Introduction: Diabetes increases bleeding into the brain and mediates vasoregression leading to poor stroke recovery. The iron released from the bleeding is neurotoxic but how it affects the repair of damaged blood vessels is not known. Ferroptosis and necroptosis are recently identified forms of regulated cell death. While ferroptosis is an iron-dependent process, activation of toll like receptor (TLR) mediate necroptosis. We hypothesized that 1) iron activates TLR4 signaling through oxidative stress and reduces viability and migration of brain microvascular endothelial cells (BMVECs), and 2) necroptosis and ferroptosis contribute to BMVEC death after hypoxia/reoxygenation in diabetes.

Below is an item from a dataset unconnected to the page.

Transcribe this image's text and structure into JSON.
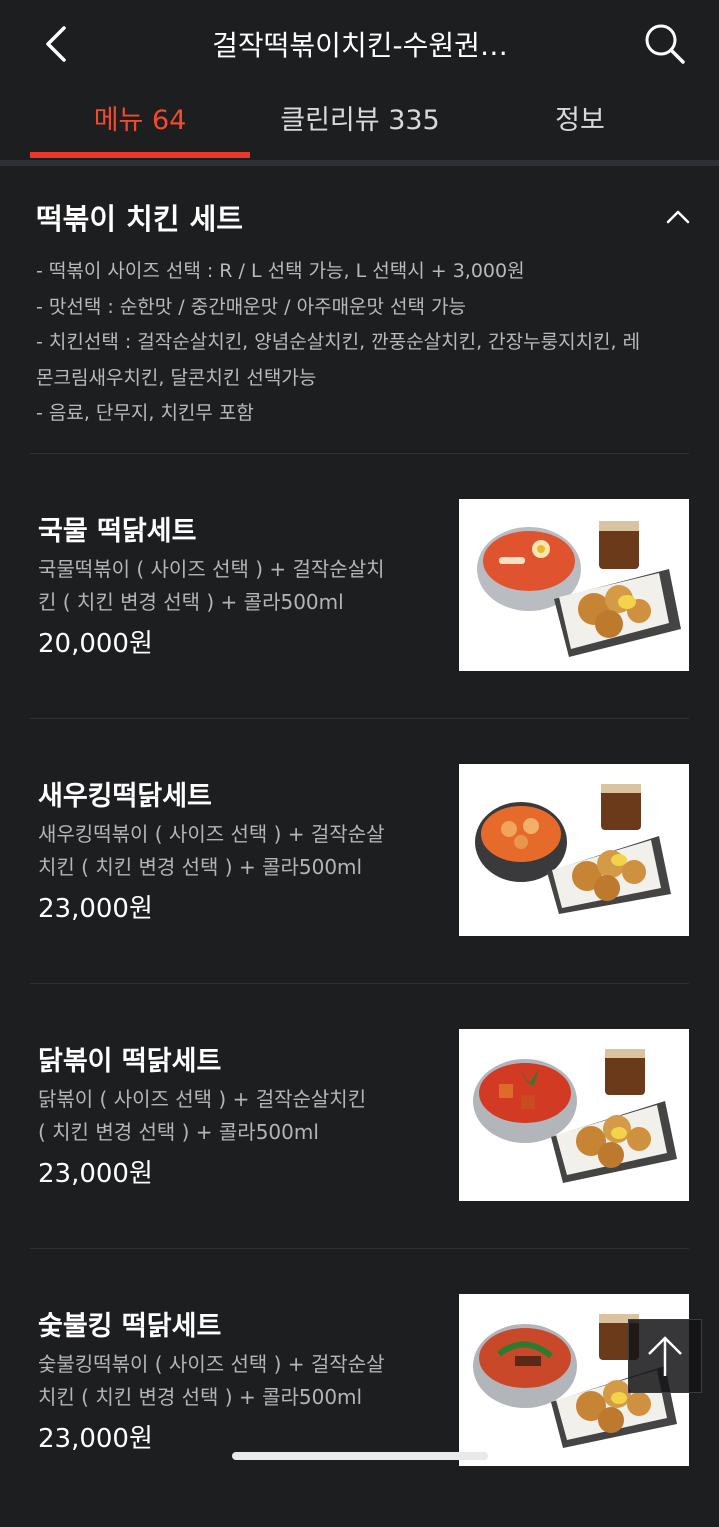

Methods: To mimic increased HT (free iron) in diabetes, BMVECs isolated from diabetic rats were subjected to oxygen glucose deprivation (OGD) and iron (III) sulfate (0.1mM) with and without TLR4 neutralizing antibody (10ug/ml) or antioxidant N-acetyl cysteine (NAC; 1mM) for 6 hours, followed by 12 hours of reoxygenation. TLR4 and markers of necroptosis (RIPK3) and ferroptosis (citrate synthase; CS) were assessed by immunohistochemistry in brain sections of diabetic rats subjected to middle cerebral artery occlusion. In pilot experiments, BMVECS were treated with inhibitors of necroptosis (necrostatin; 100μM) or ferroptosis (ferrostatin-1(2μM)/TAK-242(10μM) during hypoxia and apoptosis (caspase-3)/necrosis (7AAD) were measured by flow cytometry.
Results: Presence of iron in OGD reduced viability (% of normoxia, 76.9±3.1 vs 97.4±4.0 OGD alone) and both TLR4 inhibition (114±8.0) and NAC (112±5.0) prevented this effect (n=3, p<0.05). OGD reduced migration (in %, 31.7±3.1 vs 42.7±3.4) and iron did not have an additive effect (29.1±3.5). Both TLR4 inhibition (47.0±3.1) and NAC (54.4±4.8) prevented this effect (n=3, p<0.05). CS, TLR4 and RIPK3 colocalized to the vasculature after stroke. Inhibition of necroptosis and ferroptosis reduced the number of apoptotic and necrotic cells while increasing the number of viable cells.
Conclusions: Necroptosis and ferroptosis contribute to endothelial cell death after hypoxia/reoxygenation via TLR4 activation. Inhibiting TLR4 signaling may prevent vasoregression and improve recovery after stroke in diabetes.